5月20日、7代目となる新型ゴルフの発表会が開催されました。場所は、代々木第一体育館。すべてを貸し切っての一大イベントとなりました。
ジョルジョットジウジアーロさん(右)と、ワルター・デ・シルバさん(右)
7代目ゴルフにも注目ですが、その発表会でいちばんの注目だったのが、スペシャルゲストの登場でした。初代ゴルフをデザインした、ジョルジェット・ジウジアーロ(74)さんと、VWグループのデザイン・ディレクターのワルター・デ・シルバ(62)さんが現れたのです。
ジウジアーロさんのデザイン会社「イタルデザイン・ジウジアーロ」は、VWグループの傘下となっていますが、その陰にはデ・シルバさんが初代ゴルフを非常にリスペクトし、また重要な存在と捉え、その思いからも関係が成立したとの話も聞こえてきます。
発表会場は代々木第一体育館。入り口や会場内には歴代ゴルフもずらり。
発表会では25分ものトークセッションが用意されたのですが、その司会は何と元アウディ・デザイナーの和田智さんでした。
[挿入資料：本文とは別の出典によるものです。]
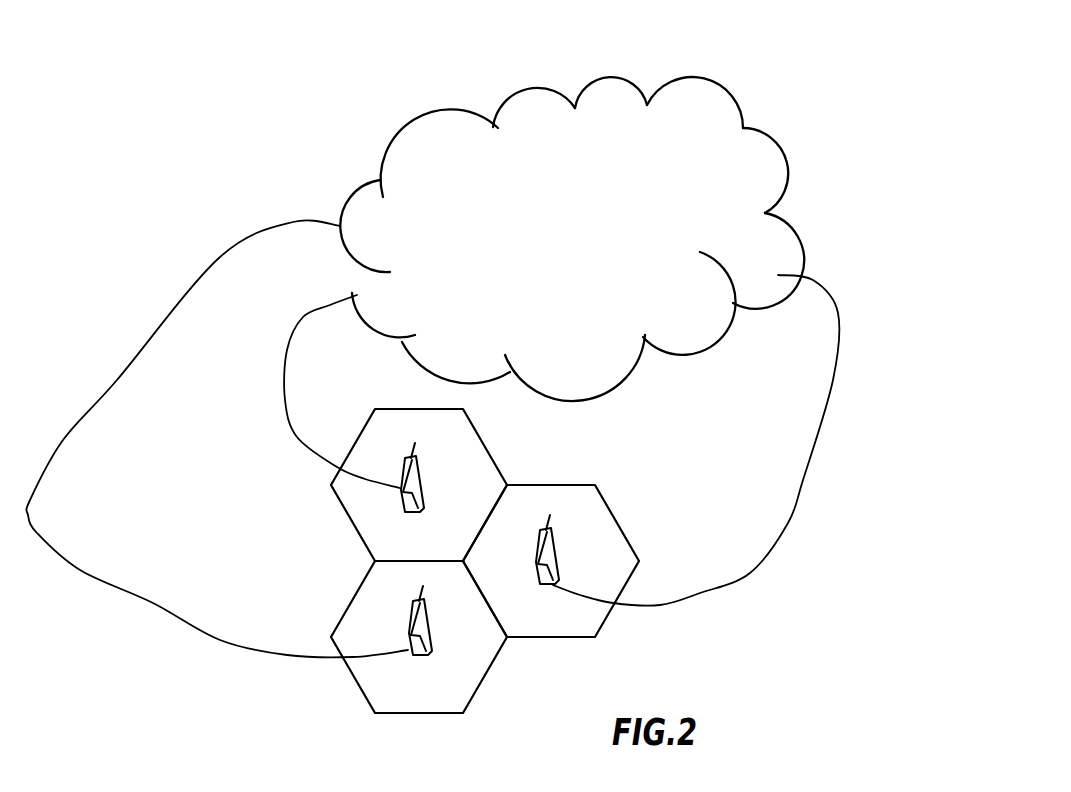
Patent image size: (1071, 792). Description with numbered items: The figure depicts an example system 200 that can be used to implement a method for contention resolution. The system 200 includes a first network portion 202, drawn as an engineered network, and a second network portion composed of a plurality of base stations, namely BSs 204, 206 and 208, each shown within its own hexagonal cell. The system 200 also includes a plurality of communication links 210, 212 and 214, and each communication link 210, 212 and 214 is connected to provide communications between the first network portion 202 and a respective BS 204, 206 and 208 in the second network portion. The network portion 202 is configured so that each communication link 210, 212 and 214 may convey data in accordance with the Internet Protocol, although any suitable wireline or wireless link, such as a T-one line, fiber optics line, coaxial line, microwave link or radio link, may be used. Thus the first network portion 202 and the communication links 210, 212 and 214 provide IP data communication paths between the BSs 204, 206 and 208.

和田さんはアウディA6、Q7、A5などをデザインしましたが、そのときの上司がデ・シルバさんでした。
実は今回の発表会の面白いところは、報道関係者だけでなく、ゴルフのオーナーやデザイン学校の学生たちも招かれていたことです。
ジウジアーロとデ・シルバさんのトークセッションは、まずは会場である代々木第一体育館のデザイナーである丹下健三さん(実は今年9月で生誕100周年)への賛辞で始まり、初代ゴルフの話から、美しさとは、そしてデザインとは何かという話にまで発展し、極めて貴重なコメントが次々と伝えられました。
なかでもジウジアーロさんの印象的なコメントを要約して記しておきましょう。
デザインとは?
「私たちはエゴイストです。人とは違ったものを作りたいという思いを常に持っています。しかし、そこには機能性が無ければなりません。作り手だけが良いと思うだけではだめで、使う人たちに良いと理解してもらえるものを作る必要があるのです」
美とは?
「日本には伝統的に美しいものがたくさんあります。着物、建築、文化、ライフスタイル、これらは欧州からは憧れを持って迎えられています。それだけに、美しさとは何かと日本人の和田さんから聞かれると困惑してしまうほどです。美という概念が外から来たものなので、分からなくなるのかもしれません。しかし、美しさとはあなた方の中にこそあるのだと思います」
会場内には歴代ゴルフを配置。これらはすべて現役。オーナーの好意で展示された。
最後にカーデザイナーを目指す学生に向けては、デ・シルバさんとジウジアーロさんのコメントを記しましょう。
ワルター・デ・シルバ
「倫理という問題を意識することです。何も後ろを振り返る必要はありません。またファッションや、トレンドを追うことも必要ないのです。クルマとは6-7年売り続けなければならないものでもあるりますから、その長い時間のことも考える必要があると思います」
ジョルジェット・ジウジアーロ
「日本の建築はマジックのようなもので、特に大げさでもなく誇張もしないが美しい。大きく変えてしまうことは簡単ですが、バランスの取れたものが重要だと思います。そのためには、目をよく見開くことです」
ここでは書ききれませんが、非常に多くの話が聞かれた発表会でした。また和田さんのサプライズな質問で、今までで印象に残るクルマとは?(正直に)との質問に、デ・シルバさんは
「シトロエンDS19です。デザインとは訓練であり学問であるのですが、いろいろな全体を知ったうえで、勇気を持って作り上げたのがDS19でしょう。誰もが達し得なかったもので、私はまだあのクルマを勉強中だといえるでしょう」
続けてジウジアーロさんは
「私もDS19で同感です。カーデザインをインダストリアル・デザインに近づけたクルマです。これまでに存在しなかったモダンさを、産業化できたのです。台数はそれほど売れなかったが、私と彼がこのクルマを選んだのは偶然ではないはずです」と語りました。
シトロエンDS19 (1955)独特なスタイルが魅力
ともすると、走り過ぎてしまいがちなのがデザインの世界ですが、自分の足元を見ることの重要性を2人のマエストロに教わった1日でした。
またVWゴルフオーナーにとっては、新型車への興味が高まることも去ることながら、ゴルフの生まれる背景がしっかりと理解でき、よりいっそうの愛着が生まれたようです。また、デザイン学校の学生にとっても非常に勇気をもらった発表会となったようです。こんな発表会は、他には見たことがありませんでした。